It’s hard to get a reasonable mortgage. It’s touch to buy and sell a home. In this environment 25% of home sales are resulting in a loss. This is a clear sign that The Great Credit Crunch will continue.
The Housing Bill is again too little too late and it only applies for homes bought between January 2005 and June 2007. What good is that? The other major problem is that the Housing Bill puts Fannie Mae and Freddie Mac on the books of the United States of America.
Some Banks Will Accept A Short Sale – Where the lending bank accepts payment in full for a home sold at less than what’s owed, and forgives the remaining debt.
How does this Housing Bill help nearly a third of all homeowners who bought since 2003, and owe more on their homes than the homes are worth?
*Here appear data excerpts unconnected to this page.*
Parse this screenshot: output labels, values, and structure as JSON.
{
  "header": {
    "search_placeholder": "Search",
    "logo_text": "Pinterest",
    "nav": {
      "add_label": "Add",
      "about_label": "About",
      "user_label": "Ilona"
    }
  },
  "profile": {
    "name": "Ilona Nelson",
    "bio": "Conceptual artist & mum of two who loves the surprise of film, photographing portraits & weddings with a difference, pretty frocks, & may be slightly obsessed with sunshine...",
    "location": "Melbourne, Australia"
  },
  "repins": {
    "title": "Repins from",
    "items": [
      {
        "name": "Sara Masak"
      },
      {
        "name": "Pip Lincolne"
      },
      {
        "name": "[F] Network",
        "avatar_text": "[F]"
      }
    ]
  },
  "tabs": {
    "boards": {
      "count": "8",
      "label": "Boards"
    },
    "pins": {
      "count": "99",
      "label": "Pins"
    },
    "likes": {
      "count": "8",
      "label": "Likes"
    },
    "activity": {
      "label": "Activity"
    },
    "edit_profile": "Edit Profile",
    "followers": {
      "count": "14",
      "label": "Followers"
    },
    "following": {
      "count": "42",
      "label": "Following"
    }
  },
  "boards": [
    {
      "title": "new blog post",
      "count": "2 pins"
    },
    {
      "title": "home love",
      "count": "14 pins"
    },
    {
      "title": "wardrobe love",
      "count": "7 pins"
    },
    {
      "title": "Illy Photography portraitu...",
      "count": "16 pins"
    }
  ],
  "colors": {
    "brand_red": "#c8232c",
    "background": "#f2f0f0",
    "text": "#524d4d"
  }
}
Without a bank accepting a short-sale, a foreclosure is the only option, and that can be more expensive for the lender. Worse, the home owner simply abandons their home.
Statistics often tell a twisted story when it comes to housing. I read a report that stated that nearly 15% of U.S. existing home sales during the last 12 months involved foreclosed homes, and that this trend will continue, adversely affecting neighbors.
Loans of almost all types are starting to default. More than $200 billion in adjustable rate mortgages are set to reset in the second of 2008, the problems will only worsen.
Commercial Loans Could Be Next
This could be the Achilles Heel for Wachovia. Sources say that they have more than $200 billion in commercial loans that could trigger more losses as the U.S. economy slides into recession.
According to the FDIC commercial and industrial loans have more than doubled to $1.4 trillion.
When WCI Communities Inc. went bankrupt on Aug. 4, the Florida home-builder had a revolving credit construction-loan agreement with Wachovia Bank.
On Tuesday, August 12, J.P. Morgan Chase & Co.'s warned that it expects "a continued decline in U.S. housing prices." And, announced that a $1.5 billion trading loss related to mortgage-backed securities.
A recent report from Barclays Capital estimates that there are 721,000 bank-owned homes nationwide, up from 112,000 two years ago. Barclays expects the total to rise 60% more by late 2009.
As of June 30, Fannie Mae had 54,173 homes as “other real estate owned” on their balance sheet.